Percentage sequence identity matrices for selected genes were generated from multiple sequence alignments in ClustalOmega [82]. Allelic variants with sequence identity < 70% were subsequently assigned to an arbitrarily numbered allelic group on the basis of evolutionary distance inferred using the Neighbour-joining method in MEGA 6.0 [87] as described below. Representation and definition of tfs ICE modules and subtypes was deduced from contiguous gene content and clusters annotated accordingly for all strains. A facile nomenclature based on tfs4 gene order and accounting for all conserved and variable tfs-homologous genes was additionally developed for standardised description and ease of reference to genes in the final datafile (Additional file 2). Additional meta-data for individual H. pylori strains was obtained from a survey of genome sequence entries in Genbank [78] and associated publications.
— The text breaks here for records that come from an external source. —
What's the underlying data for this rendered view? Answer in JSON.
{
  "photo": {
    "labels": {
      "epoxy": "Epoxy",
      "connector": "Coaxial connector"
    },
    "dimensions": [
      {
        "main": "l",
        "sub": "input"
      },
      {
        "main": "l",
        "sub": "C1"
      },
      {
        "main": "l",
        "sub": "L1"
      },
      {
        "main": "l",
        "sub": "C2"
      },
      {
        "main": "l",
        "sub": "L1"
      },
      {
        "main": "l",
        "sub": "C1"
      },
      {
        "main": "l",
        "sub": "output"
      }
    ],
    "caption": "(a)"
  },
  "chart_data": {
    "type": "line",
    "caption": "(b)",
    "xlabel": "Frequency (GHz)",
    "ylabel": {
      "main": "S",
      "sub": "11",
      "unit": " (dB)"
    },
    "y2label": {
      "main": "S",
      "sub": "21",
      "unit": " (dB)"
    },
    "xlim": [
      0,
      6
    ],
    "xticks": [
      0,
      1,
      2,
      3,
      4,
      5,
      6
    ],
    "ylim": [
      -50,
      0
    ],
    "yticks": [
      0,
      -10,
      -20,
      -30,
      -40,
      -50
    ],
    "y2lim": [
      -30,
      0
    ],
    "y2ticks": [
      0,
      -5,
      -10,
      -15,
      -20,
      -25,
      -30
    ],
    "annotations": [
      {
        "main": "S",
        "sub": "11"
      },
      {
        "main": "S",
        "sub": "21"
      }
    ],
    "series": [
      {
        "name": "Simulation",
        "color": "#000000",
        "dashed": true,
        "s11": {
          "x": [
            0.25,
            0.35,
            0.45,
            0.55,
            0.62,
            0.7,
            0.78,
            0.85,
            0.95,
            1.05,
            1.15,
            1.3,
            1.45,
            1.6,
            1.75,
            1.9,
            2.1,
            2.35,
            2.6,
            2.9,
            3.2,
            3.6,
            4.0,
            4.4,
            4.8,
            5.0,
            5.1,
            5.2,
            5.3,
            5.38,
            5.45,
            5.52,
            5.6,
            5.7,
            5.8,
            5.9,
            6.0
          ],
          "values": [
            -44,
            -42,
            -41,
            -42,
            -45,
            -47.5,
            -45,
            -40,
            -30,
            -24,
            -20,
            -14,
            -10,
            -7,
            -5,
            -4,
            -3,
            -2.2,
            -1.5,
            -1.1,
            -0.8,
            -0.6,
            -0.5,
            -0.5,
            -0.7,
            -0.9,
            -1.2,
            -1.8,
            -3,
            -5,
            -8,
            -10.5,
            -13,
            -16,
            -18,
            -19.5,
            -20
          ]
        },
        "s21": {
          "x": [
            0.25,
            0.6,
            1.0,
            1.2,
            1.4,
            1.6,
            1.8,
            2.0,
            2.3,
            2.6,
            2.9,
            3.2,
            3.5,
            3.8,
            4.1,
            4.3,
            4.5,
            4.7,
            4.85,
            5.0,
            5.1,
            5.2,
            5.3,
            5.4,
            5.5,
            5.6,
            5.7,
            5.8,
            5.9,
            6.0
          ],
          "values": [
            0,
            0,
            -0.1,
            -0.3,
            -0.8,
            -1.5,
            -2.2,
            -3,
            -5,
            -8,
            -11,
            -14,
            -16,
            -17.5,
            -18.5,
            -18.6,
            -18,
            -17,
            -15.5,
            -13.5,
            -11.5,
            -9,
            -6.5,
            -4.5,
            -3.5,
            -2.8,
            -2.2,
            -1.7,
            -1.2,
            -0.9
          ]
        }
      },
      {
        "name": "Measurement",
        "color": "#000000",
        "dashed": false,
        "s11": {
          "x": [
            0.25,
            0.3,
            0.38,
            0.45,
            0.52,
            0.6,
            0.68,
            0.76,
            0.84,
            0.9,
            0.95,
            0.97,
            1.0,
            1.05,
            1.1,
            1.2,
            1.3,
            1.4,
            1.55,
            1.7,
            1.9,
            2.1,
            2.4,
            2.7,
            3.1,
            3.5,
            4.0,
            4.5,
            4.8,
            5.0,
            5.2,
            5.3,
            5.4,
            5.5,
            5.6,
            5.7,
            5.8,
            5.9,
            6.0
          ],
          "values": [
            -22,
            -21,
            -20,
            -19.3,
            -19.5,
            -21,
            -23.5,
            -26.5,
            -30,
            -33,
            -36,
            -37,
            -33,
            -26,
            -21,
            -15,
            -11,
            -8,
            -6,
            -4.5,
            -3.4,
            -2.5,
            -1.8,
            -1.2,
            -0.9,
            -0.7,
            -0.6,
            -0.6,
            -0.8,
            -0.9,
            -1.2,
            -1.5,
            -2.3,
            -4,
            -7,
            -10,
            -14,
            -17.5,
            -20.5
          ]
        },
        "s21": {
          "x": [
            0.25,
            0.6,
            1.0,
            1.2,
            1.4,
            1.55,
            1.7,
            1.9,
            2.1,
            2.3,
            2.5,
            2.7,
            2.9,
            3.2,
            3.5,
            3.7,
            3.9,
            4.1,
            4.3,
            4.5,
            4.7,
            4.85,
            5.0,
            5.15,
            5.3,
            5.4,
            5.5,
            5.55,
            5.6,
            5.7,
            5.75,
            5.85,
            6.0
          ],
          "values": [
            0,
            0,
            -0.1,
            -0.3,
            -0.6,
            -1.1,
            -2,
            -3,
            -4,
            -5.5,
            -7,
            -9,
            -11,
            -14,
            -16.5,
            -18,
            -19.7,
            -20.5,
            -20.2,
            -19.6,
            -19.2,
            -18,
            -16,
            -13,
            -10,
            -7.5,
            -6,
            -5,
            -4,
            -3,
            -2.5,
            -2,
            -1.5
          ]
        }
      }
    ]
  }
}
MLST and phylogenetic analyses

All H. pylori strains interrogated for tfs gene content were assigned to previously established populations or subpopulations [13] using multilocus sequence typing (MLST). Briefly, partial sequence of seven housekeeping genes, atpA, efp, mutY, ppa, trpC, ureI and yphC for each strain was obtained as described above, concatenated, then sequences aligned together with a selection of 347 reference sequences obtained from the MLST database [88, 89] using the MUSCLE alignment program in MEGA 6.0 [87]. Alignments were subsequently used for generation of phylogenetic trees in MEGA 6.0 using the Neighbour-joining method and Kimura 2-parameter model of nucleotide substitution with 1000 bootstrap replicates (Additional file 4: Figure S1). Evolutionary relationships of both individual and concatenated sequence derived from a subset of variable tfs3 genes from 76 complete and draft genomes (Additional file 5) was inferred using a similar approach. All positions in the alignment containing gaps and missing data were eliminated prior to analysis leaving 2474 positions in the final dataset. Phylogenetic trees were also constructed for individual tfs genes using CLUSTALW codon alignments, but otherwise identical parameters in MEGA 6.0.
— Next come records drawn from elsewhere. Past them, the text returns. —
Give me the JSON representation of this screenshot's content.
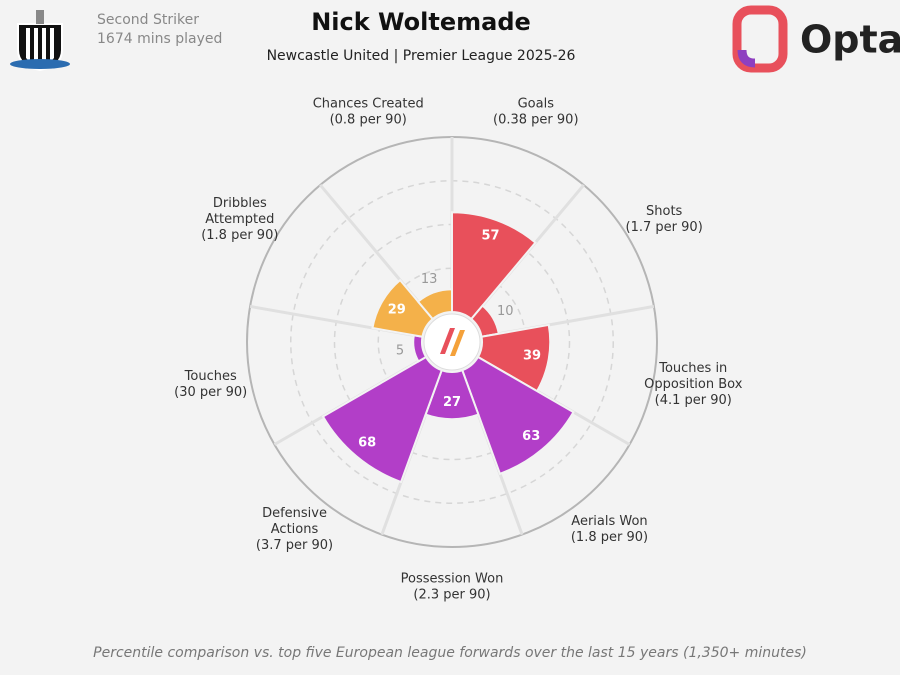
{
  "chart_data": {
    "type": "pizza",
    "title": "Nick Woltemade",
    "subtitle": "Newcastle United | Premier League 2025-26",
    "position": "Second Striker",
    "minutes": "1674 mins played",
    "brand": "Opta",
    "footnote": "Percentile comparison vs. top five European league forwards over the last 15 years (1,350+ minutes)",
    "categories": [
      [
        "Goals"
      ],
      [
        "Shots"
      ],
      [
        "Touches in",
        "Opposition Box"
      ],
      [
        "Aerials Won"
      ],
      [
        "Possession Won"
      ],
      [
        "Defensive",
        "Actions"
      ],
      [
        "Touches"
      ],
      [
        "Dribbles",
        "Attempted"
      ],
      [
        "Chances Created"
      ]
    ],
    "per90_labels": [
      "(0.38 per 90)",
      "(1.7 per 90)",
      "(4.1 per 90)",
      "(1.8 per 90)",
      "(2.3 per 90)",
      "(3.7 per 90)",
      "(30 per 90)",
      "(1.8 per 90)",
      "(0.8 per 90)"
    ],
    "values": [
      57,
      10,
      39,
      63,
      27,
      68,
      5,
      29,
      13
    ],
    "colors": [
      "#e8505b",
      "#e8505b",
      "#e8505b",
      "#b23ec8",
      "#b23ec8",
      "#b23ec8",
      "#b23ec8",
      "#f4b14a",
      "#f4b14a"
    ],
    "rlim": [
      0,
      100
    ]
  }
}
Comparative alignment of tfs ICE sequences

Comparative analyses of selected contiguous tfs ICE sequences contained within individual FASTA sequence files was done in mVISTA using the Shuffle-LAGAN alignment program [90]. Similarity between aligned sequences was depicted using a 50 bp calculation window and sequence identity cut-off ranging from 70 to 98%.

Analyses in the R programming environment

To illustrate the representation of tfs and cag genes in Helicobacter complete and draft genomes, gene content matrices were built in the R (v3.2.2) programming environment [91, 92] using the ‘gplots’ package [93]. Loci were hierarchical clustered by similarity of content using the ‘hclust’ function (ward.D2 method and Euclidean distance measure) to generate a sidelong dendrogram. The R environment was also used for representation of tfs and cag gene co-occurrence in relevant H. pylori genomes using the VennDiagram package [94].

Statistical analyses

Fisher’s Exact test was used for statistical analysis of contingency tables using Graphpad Prism 7.01 (GraphPad Software, California, USA).